Global analysis of nitrogen dioxide and formaldehyde column densities from the Pandora global network: Variability and implications for satellite validation

Abstract

This study harnesses quality-assured global Pandora observations (2019-2023) from the Pandonia Global Network (PGN) to investigate diurnal and seasonal variations of NO2 and HCHO-key proxies for tropospheric O3-and to evaluate TROPOMI satellite observations. NO2 vertical column densities (VCDs) at Polluted Urban stations peak in winter and gradually increase throughout the day, but show a decrease in afternoons in summer due to photochemical loss.
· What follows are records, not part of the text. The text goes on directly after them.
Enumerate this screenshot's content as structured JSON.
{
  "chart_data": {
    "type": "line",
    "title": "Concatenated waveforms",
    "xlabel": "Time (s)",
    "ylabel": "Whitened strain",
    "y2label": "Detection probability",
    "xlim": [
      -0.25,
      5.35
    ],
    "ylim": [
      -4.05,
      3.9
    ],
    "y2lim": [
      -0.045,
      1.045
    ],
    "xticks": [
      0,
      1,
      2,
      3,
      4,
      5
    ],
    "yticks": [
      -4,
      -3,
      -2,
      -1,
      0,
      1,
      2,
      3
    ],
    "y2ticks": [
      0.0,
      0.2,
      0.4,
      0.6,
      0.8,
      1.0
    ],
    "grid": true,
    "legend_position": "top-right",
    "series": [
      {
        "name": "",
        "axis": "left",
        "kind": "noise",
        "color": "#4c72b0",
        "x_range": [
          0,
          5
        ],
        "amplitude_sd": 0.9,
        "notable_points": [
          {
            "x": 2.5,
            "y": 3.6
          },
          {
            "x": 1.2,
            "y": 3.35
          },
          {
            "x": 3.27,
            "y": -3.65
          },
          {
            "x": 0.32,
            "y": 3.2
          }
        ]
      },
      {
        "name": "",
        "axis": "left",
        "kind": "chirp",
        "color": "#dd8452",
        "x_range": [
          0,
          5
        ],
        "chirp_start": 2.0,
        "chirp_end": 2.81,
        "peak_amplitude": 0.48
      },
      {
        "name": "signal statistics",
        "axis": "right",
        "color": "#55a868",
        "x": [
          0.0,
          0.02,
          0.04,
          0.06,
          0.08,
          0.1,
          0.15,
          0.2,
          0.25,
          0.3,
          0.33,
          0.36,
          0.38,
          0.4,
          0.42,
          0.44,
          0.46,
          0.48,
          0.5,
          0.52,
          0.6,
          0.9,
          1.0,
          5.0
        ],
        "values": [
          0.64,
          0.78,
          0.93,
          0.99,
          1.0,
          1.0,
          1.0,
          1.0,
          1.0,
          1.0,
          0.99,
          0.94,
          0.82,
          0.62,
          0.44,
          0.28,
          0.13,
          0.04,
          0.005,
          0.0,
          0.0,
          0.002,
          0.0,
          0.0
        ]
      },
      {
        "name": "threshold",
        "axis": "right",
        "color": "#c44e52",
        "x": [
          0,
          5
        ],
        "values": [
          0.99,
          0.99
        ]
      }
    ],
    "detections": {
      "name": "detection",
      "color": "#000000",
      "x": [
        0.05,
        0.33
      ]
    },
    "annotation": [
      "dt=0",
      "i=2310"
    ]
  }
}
Conversely, Rural/Background stations exhibit summer maxima with monotonic daytime increases across seasons, driven by stratospheric NO2 variability. HCHO VCDs are higher in summer at most sites, with a morning increase followed by elevated concentrations throughout the afternoon. The spatial representativeness mismatch between satellite and Pandora observations results in negative biases in TROPOMI NO2 VCDs at Polluted Urban stations and a valley station, while overestimations are found at high-altitude stations. Considerable random uncertainties in TROPOMI HCHO VCDs lead to low correlations (r2 = 0.08-0.11) and high random errors (0.27-0.33 DU) across environments. Averaging collocated data points prior to intercomparison effectively reduces random biases, whereas increasing the spatial collocation range introduces biases due to spatial averaging effects. Tropospheric HCHO-to-NO2 ratios (FNRtrop) retrieved from Pandora observations indicate that Polluted Urban (0.82 +/- 0.08) and Rural/Background (1.64 +/- 0.07) stations are generally under VOC-limited and NOx-limited O3 production regimes, respectively, while summertime increases in FNRtrop put Polluted Urban stations in a transitional range, yielding higher O3 production efficiencies. TROPOMI-derived FNRtrop shows good agreement with Pandora in Polluted Urban stations (Delta FNRmedian = 0.18), whereas random error increases in rural areas with lower tropospheric NO2.